[alsa-devel] Tegra ASoC, multiple boards, platform data, and conditionals in machine driver

Stephen Warren swarren at nvidia.com
Sun Apr 10 04:52:25 CEST 2011


Colin, Erik, Olof,

Do you have any objections to moving arch/arm/mach-tegra/board-*.h and
gpio-names.h into arch/arch/mach-tegra/include/mach so that the audio
driver source can include those headers simply?

See the thread below for background.

If this is OK, I'll submit the rename as part of my patch-set, and have
Mark process it through a separate branch that both the ASoC and Tegra
trees can both merge.

Thanks.

Mark Brown wrote at Friday, April 08, 2011 8:31 PM:
> 
> On Fri, Apr 08, 2011 at 12:43:37PM -0700, Stephen Warren wrote:
> 
> > That said, I noticed that all(?) the other machine drivers simply use
> > hard-coded GPIO numbers (sometimes defined locally, probably sometimes from
> > machine header files), rather than having the values passed in through
> > platform_data. This eliminates the need for platform_data structures etc.
> > Is this simply a legacy because ASoC machine drivers weren't able to be
> > first-class platform_devices, or is this still an acceptable style?
> 
> Partly due to the historical reasons, partly due to the fact that unless
> you actually have multiple boards based off the same design with
> different data there's no point in bouncing the data through platform
> data as there's only one possible answer - the hard coding also includes
> the connections between the devices, the clocking arrangements and so
> on.
> 
> > Seaboard has a couple of derivatives which are very similar, but do have
> > some differences in the audio path and elsewhere. In the ChromeOS kernel,
> > we have a single ASoC machine driver covering Seaboard and two derivatives,
> > with conditional code. I've placed an example at the end of this mail.
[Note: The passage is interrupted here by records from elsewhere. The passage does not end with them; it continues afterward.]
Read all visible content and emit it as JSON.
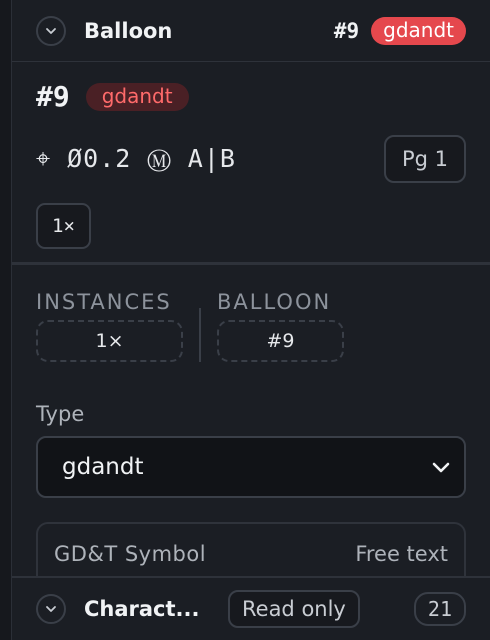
{
  "header": {
    "title": "Balloon",
    "number": "#9",
    "type_badge": "gdandt",
    "chevron_icon": "chevron-down-icon"
  },
  "summary": {
    "number": "#9",
    "type_badge": "gdandt",
    "feature_control_frame": "⌖ Ø0.2 Ⓜ A|B",
    "page_button": "Pg 1",
    "count_button": "1×"
  },
  "stats": {
    "instances_label": "INSTANCES",
    "instances_value": "1×",
    "balloon_label": "BALLOON",
    "balloon_value": "#9"
  },
  "type_field": {
    "label": "Type",
    "value": "gdandt",
    "dropdown_icon": "chevron-down-icon"
  },
  "gdt_card": {
    "title": "GD&T Symbol",
    "right_label": "Free text"
  },
  "footer": {
    "title": "Charact...",
    "badge": "Read only",
    "count": "21",
    "chevron_icon": "chevron-down-icon"
  },
  "colors": {
    "background": "#1b1e24",
    "accent_red": "#e5484d",
    "badge_dark_red_bg": "#4a2025",
    "badge_dark_red_text": "#ff6a6a"
  }
}
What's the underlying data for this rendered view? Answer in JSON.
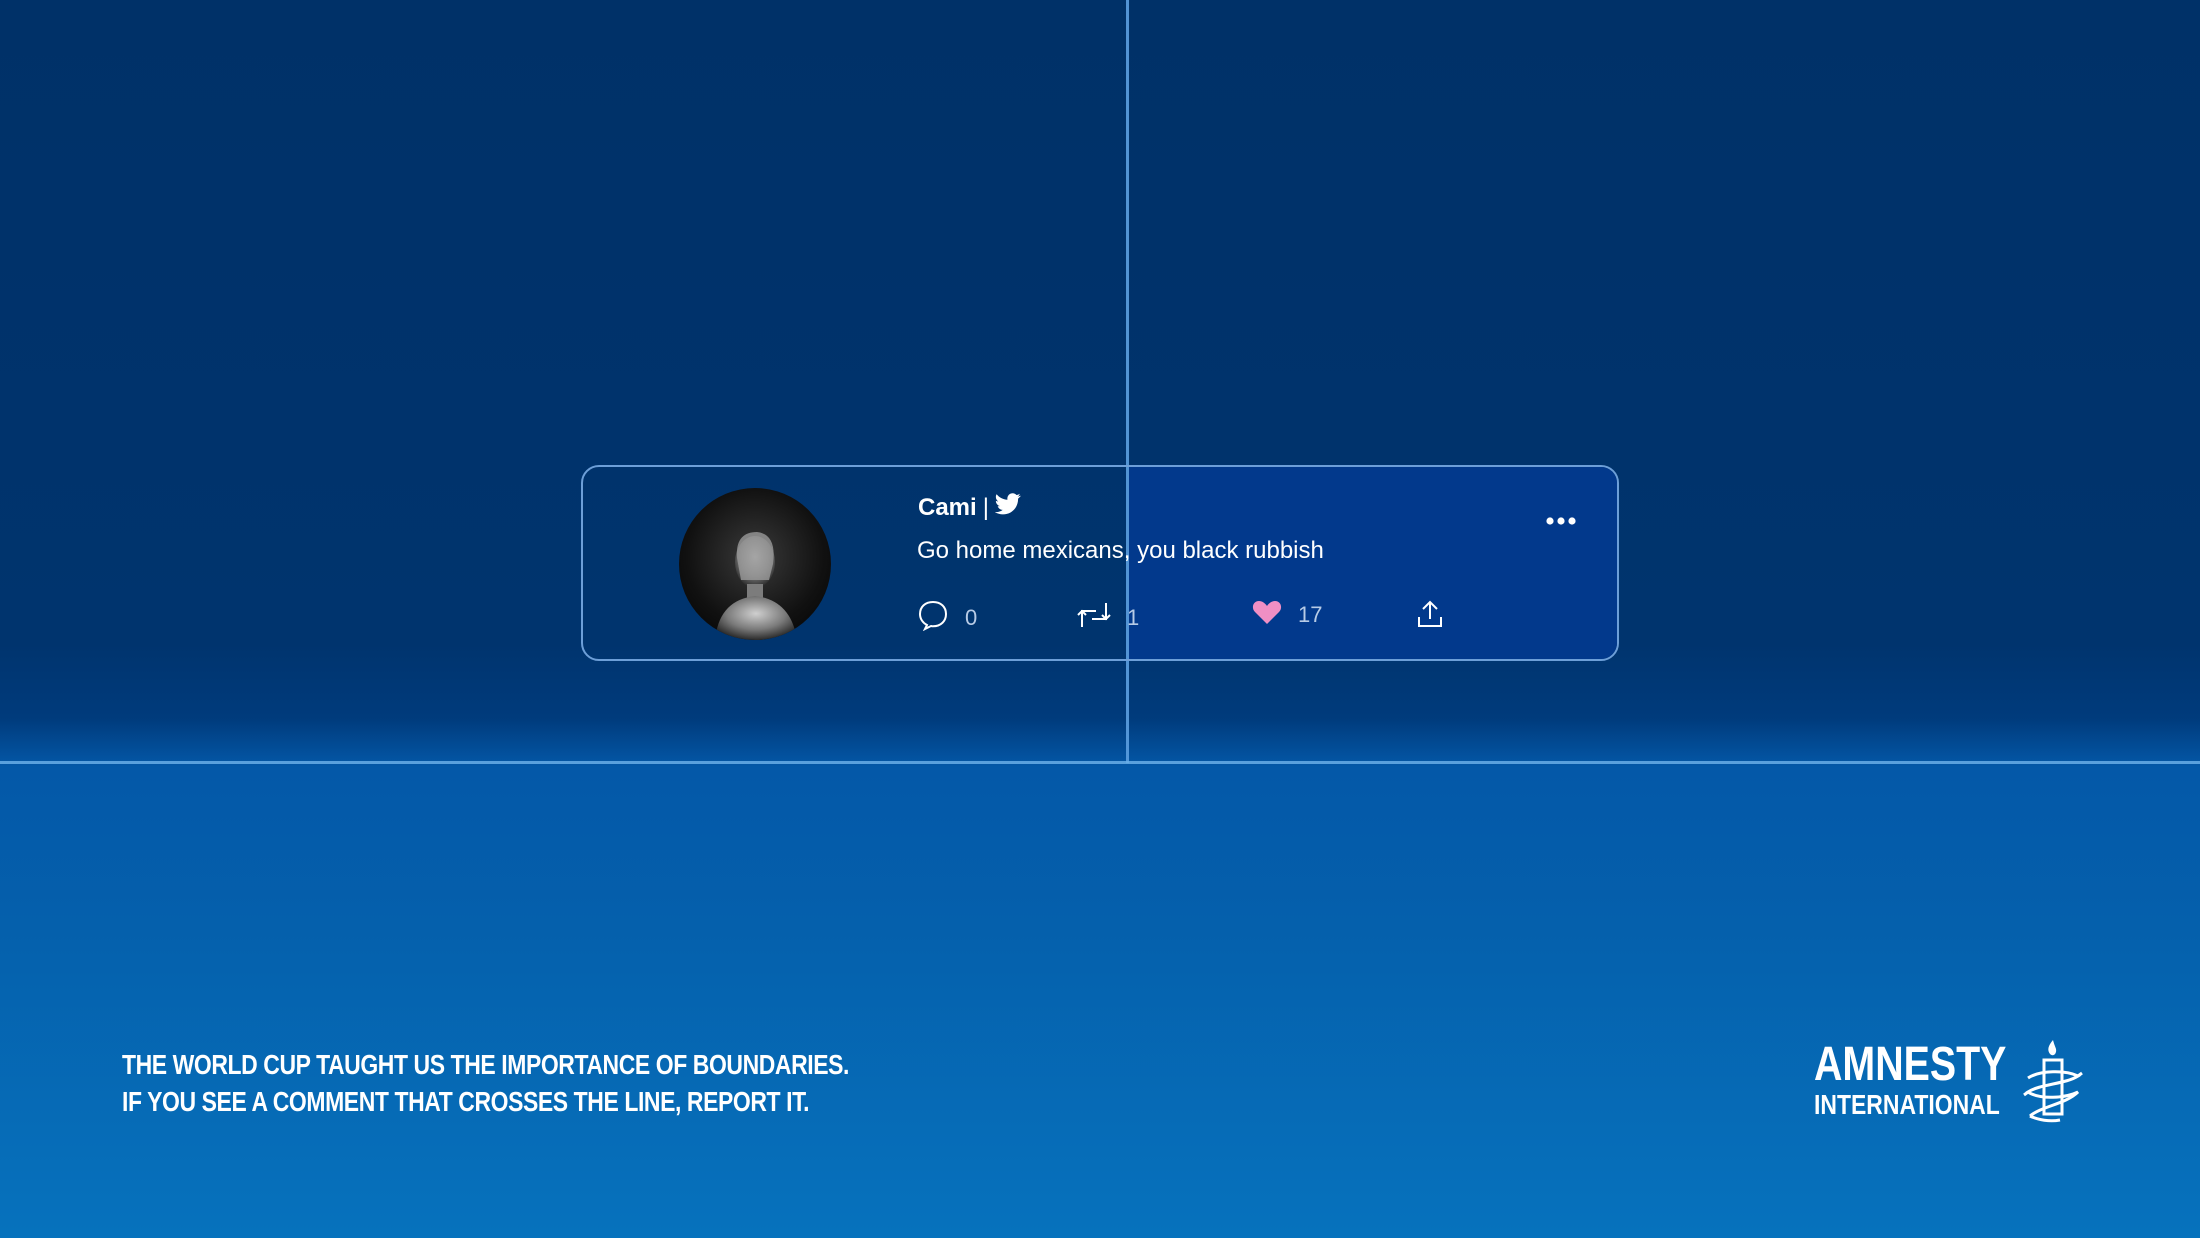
{
  "tweet": {
    "username": "Cami",
    "separator": "|",
    "text": "Go home mexicans, you black rubbish",
    "reply_count": "0",
    "retweet_count": "1",
    "like_count": "17",
    "icons": [
      "twitter-bird-icon",
      "more-options-icon",
      "reply-icon",
      "retweet-icon",
      "heart-icon",
      "share-icon"
    ]
  },
  "tagline": {
    "line1": "THE WORLD CUP TAUGHT US THE IMPORTANCE OF BOUNDARIES.",
    "line2": "IF YOU SEE A COMMENT THAT CROSSES THE LINE, REPORT IT."
  },
  "brand": {
    "line1": "AMNESTY",
    "line2": "INTERNATIONAL"
  },
  "colors": {
    "background_top": "#003168",
    "background_bottom": "#0672bd",
    "divider_line": "#6aaee8",
    "heart": "#f08fc4"
  }
}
Do
> > you have a preference for having separate files for each machine without the
> > conditional code v.s. a single machine driver with a lot of conditional code?
> > If we go the conditional route, it might even be possible to merge the
> > Harmony and Seaboard machine drivers into one.
> 
> If the machines are very similar merging the driver is good.  Your code
> looked like a good example of where merging is helpful.